Sunk! How Hollywood Lost the PR Battle Over SOPA

Hollywood had Chris Dodd and a press release. Silicon Valley had Facebook

In the space of a couple of days, Hollywood and its content creators lost the public relations war over Internet piracy SOPA legislation — which now appears poised to crumble into a million bits of dust.

Wow.

The messaging industry never had control of the message.

The tech guys found a simple, shareable idea — the Stop Online Piracy Act is Censorship — made it viral, and made it stick.

Hollywood had Chris Dodd and a press release. Silicon Valley had Facebook.

It shouldacoulda been a fair fight. But it wasn’t.

Also read: More Anti-Piracy Bill Co-Sponsors Bail

It seems that Hollywood still does not realize that it is in the information age. Knowledge moves in real time, and events move accordingly. The medium is the message in a fight like this. 

Five days ago, almost nobody knew or cared about SOPA. But with lightning speed, the leviathans of the Internet, including Google and Facebook and Wikipedia, managed to brand this battle as Bad and mobilize millions of followers.

By Wednesday morning as Wikipedia went dark, the SOPA is Censorship message was on the cover and home page of every news outlet around the country. By midday, four senators and one member of Congress had backed off the legislation.

What was Hollywood doing? By midday the MPAA sent a press release – a press release! – with background information that offered the following:

“The PROTECT IP Act: Combating Online Infringement;  Creating American Jobs, Promoting America’s Economy, Protecting American Consumers.”

Are you kidding me?

I’m not saying Chris Dodd did a great job speaking out on the subject  (he didn’t), but honestly – that’s not how you reach people today.

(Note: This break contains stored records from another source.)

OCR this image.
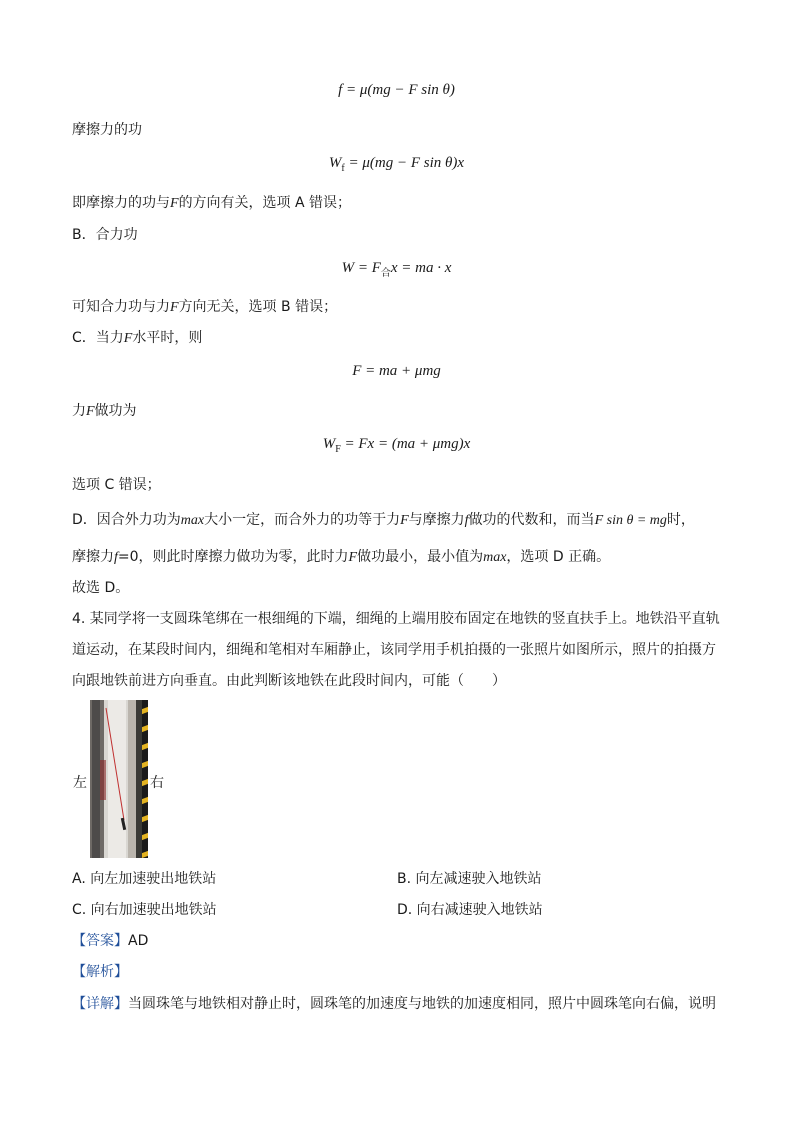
f = μ(mg − F sin θ)
摩擦力的功
$W_f = \mu(mg - F$ sin θ)x
即摩擦力的功与F的方向有关，选项 A 错误；
B．合力功
$W = F_合x$ = ma · x
可知合力功与力F方向无关，选项 B 错误；
C．当力F水平时，则
F = ma + μmg
力F做功为
$W_F = Fx = (ma + \mu mg)x$
选项 C 错误；
D．因合外力功为max大小一定，而合外力的功等于力F与摩擦力f做功的代数和，而当F sin θ = mg时，
摩擦力f=0，则此时摩擦力做功为零，此时力F做功最小，最小值为max，选项 D 正确。
故选 D。
4. 某同学将一支圆珠笔绑在一根细绳的下端，细绳的上端用胶布固定在地铁的竖直扶手上。地铁沿平直轨
道运动，在某段时间内，细绳和笔相对车厢静止，该同学用手机拍摄的一张照片如图所示，照片的拍摄方
向跟地铁前进方向垂直。由此判断该地铁在此段时间内，可能（　　）
左	右
A. 向左加速驶出地铁站	B. 向左减速驶入地铁站
C. 向右加速驶出地铁站	D. 向右减速驶入地铁站
【答案】AD
【解析】
【详解】当圆珠笔与地铁相对静止时，圆珠笔的加速度与地铁的加速度相同，照片中圆珠笔向右偏，说明
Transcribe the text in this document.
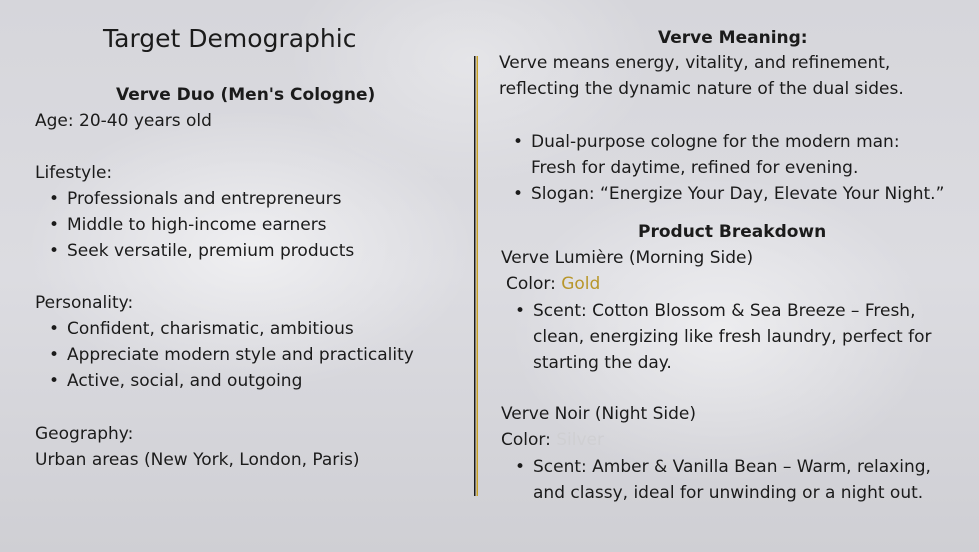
Target Demographic
Verve Duo (Men's Cologne)
Age: 20-40 years old
Lifestyle:
• Professionals and entrepreneurs
• Middle to high-income earners
• Seek versatile, premium products
Personality:
• Confident, charismatic, ambitious
• Appreciate modern style and practicality
• Active, social, and outgoing
Geography:
Urban areas (New York, London, Paris)
Verve Meaning:
Verve means energy, vitality, and refinement,
reflecting the dynamic nature of the dual sides.
• Dual-purpose cologne for the modern man:
Fresh for daytime, refined for evening.
• Slogan: “Energize Your Day, Elevate Your Night.”
Product Breakdown
Verve Lumière (Morning Side)
Color: Gold
• Scent: Cotton Blossom & Sea Breeze – Fresh,
clean, energizing like fresh laundry, perfect for
starting the day.
Verve Noir (Night Side)
Color: Silver
• Scent: Amber & Vanilla Bean – Warm, relaxing,
and classy, ideal for unwinding or a night out.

Also read: Hollywood's Anti-Piracy Campaign Runs Aground

Why didn’t Hollywood grab the tools of the Internet to explain that when artists get ripped off, everybody loses?

Why didn’t anyone call Will Ferrell and Adam McKay to post a hilarious, viral video that would make the point?

And where was the Creative Coalition when you needed it?

I’m not saying who is right and who is wrong in this fight. I’m just saying it’s a debate that has two sides. And it was news to me that the legislation only defines a website in violation as a website that is dedicated to infringing copyright.

Look, it’s never ideal when the government steps in to regulate speech of any kind. In fact, it’s exactly what Jack Valenti and the MPAA successfully fought decades ago, in adopting a voluntary movie ratings system and beating back attempts to have the government regulate.

But some heads have got to roll here. Hollywood showed today that it is completely clueless in leveraging the tools of the 21st Century.

The content creators who drive the business of the MPAA companies were failed by those companies today.